More than 60 representatives from Indigenous Women’s Organizations and Networks from Southeast Asia called on world leaders currently gathered in Madrid, Spain for the last three days of the United Nations Framework Convention on Climate Change 25th Conference of the Parties (UNFCCC COP 25) to recognize the importance of working with Indigenous Peoples particularly Indigenous Women and their Indigenous Knowledge in mitigating and adapting to climate change.
In a three-day conference entitled “Climate Smart Women Connect: Climate and Gender Justice for Indigenous Women in Asia” jointly organized by the Asian Indigenous Peoples Pact (AIPP) and Cuso International in Asia, Indigenous Women leaders from Laos, Cambodia, Myanmar, Vietnam and the Philippines gathered to consolidate their voices, express solidarity with the Indigenous Peoples’ representatives, and influence the ongoing discussions in COP 25.
“Indigenous Women like me are doubly experiencing the impacts of climate change through rising temperature levels which makes food production like farming and forestry harder for us,” shared Daw Nyo Nyo San, an Indigenous Woman leader from Myanmar.
Hornkeo, an Indigenous Woman herself and the Field Coordinator of Laos-based grassroots organization Global Association of People and Environment (GAPE), has this message to world leaders attending COP 25: "Women, especially Indigenous Women, must play a main role in discussing climate challenges and solutions." Ei Ei Min, Director of POINT Myanmar and a member of AIPP's regional network is participating in COP 25, in an effort to include the voices of Indigenous Women in the climate discussions.
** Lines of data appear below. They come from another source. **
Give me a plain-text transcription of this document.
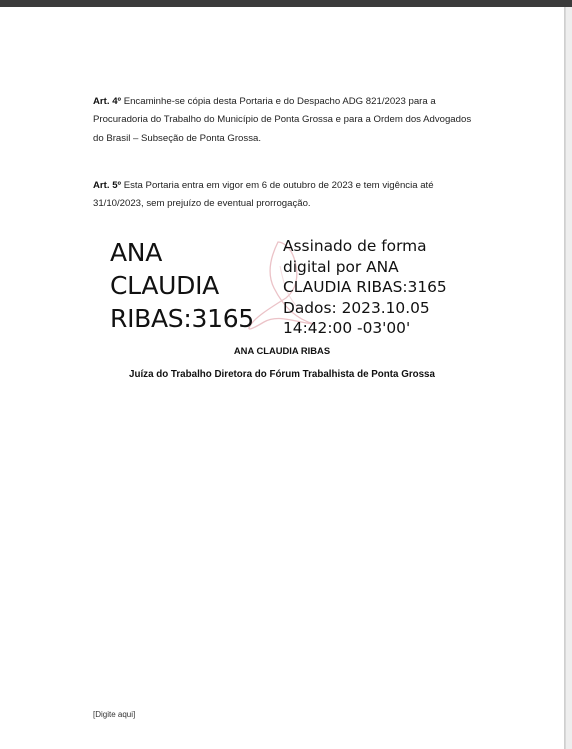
Art. 4º Encaminhe-se cópia desta Portaria e do Despacho ADG 821/2023 para a Procuradoria do Trabalho do Município de Ponta Grossa e para a Ordem dos Advogados do Brasil – Subseção de Ponta Grossa.

Art. 5º Esta Portaria entra em vigor em 6 de outubro de 2023 e tem vigência até 31/10/2023, sem prejuízo de eventual prorrogação.

ANA
CLAUDIA
RIBAS:3165
Assinado de forma
digital por ANA
CLAUDIA RIBAS:3165
Dados: 2023.10.05
14:42:00 -03'00'

ANA CLAUDIA RIBAS

Juíza do Trabalho Diretora do Fórum Trabalhista de Ponta Grossa

[Digite aqui]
According to the Food & Agriculture Organization (FAO), women are responsible for half of the world’s food production. In most Global South countries, women produce between 40-80% of food, and are central stewards of seeds and agricultural biodiversity. Further, 80% of the remaining global biodiversity is within the lands of Indigenous Peoples who have protected them over generations.
Sushila Kumari Thapa Magar of the AIPP said: “Due to their close relationship with the land and natural resources, Indigenous Women hold unique and invaluable Traditional Ecological Knowledge, as well as spiritual and cultural understandings critical to healing and maintenance of the Earth and climate cycles. However, the increasing frequency and devastating effects of extreme weather events are disproportionately affecting Indigenous Peoples especially Indigenous Women and people of diverse identities in Asia. The impacts of climate change are most severely felt around agriculture and food security as they directly bear on livelihoods,” she added.
Jonathan Burton, Head of Programmes for Cuso International Asia said: “Indigenous Women are at the forefront of local and global efforts to protect and defend these territories of immense socio-ecological diversity – taking action on the frontline of grassroots movements and struggles. Indeed, state delegates attending COP 25 must recognize the impacts of climate change on Indigenous Women and their role as knowledge holders in adapting to its impacts. Clearly, facilitating the flow of climate adaptation resources to them should be a priority.”
The conference concluded with the drafting of a common message realizing the structural barriers of Indigenous Women to effectively contribute in adapting and mitigating the climate crisis, and collectively recommended and called for immediate actions for climate and gender justice.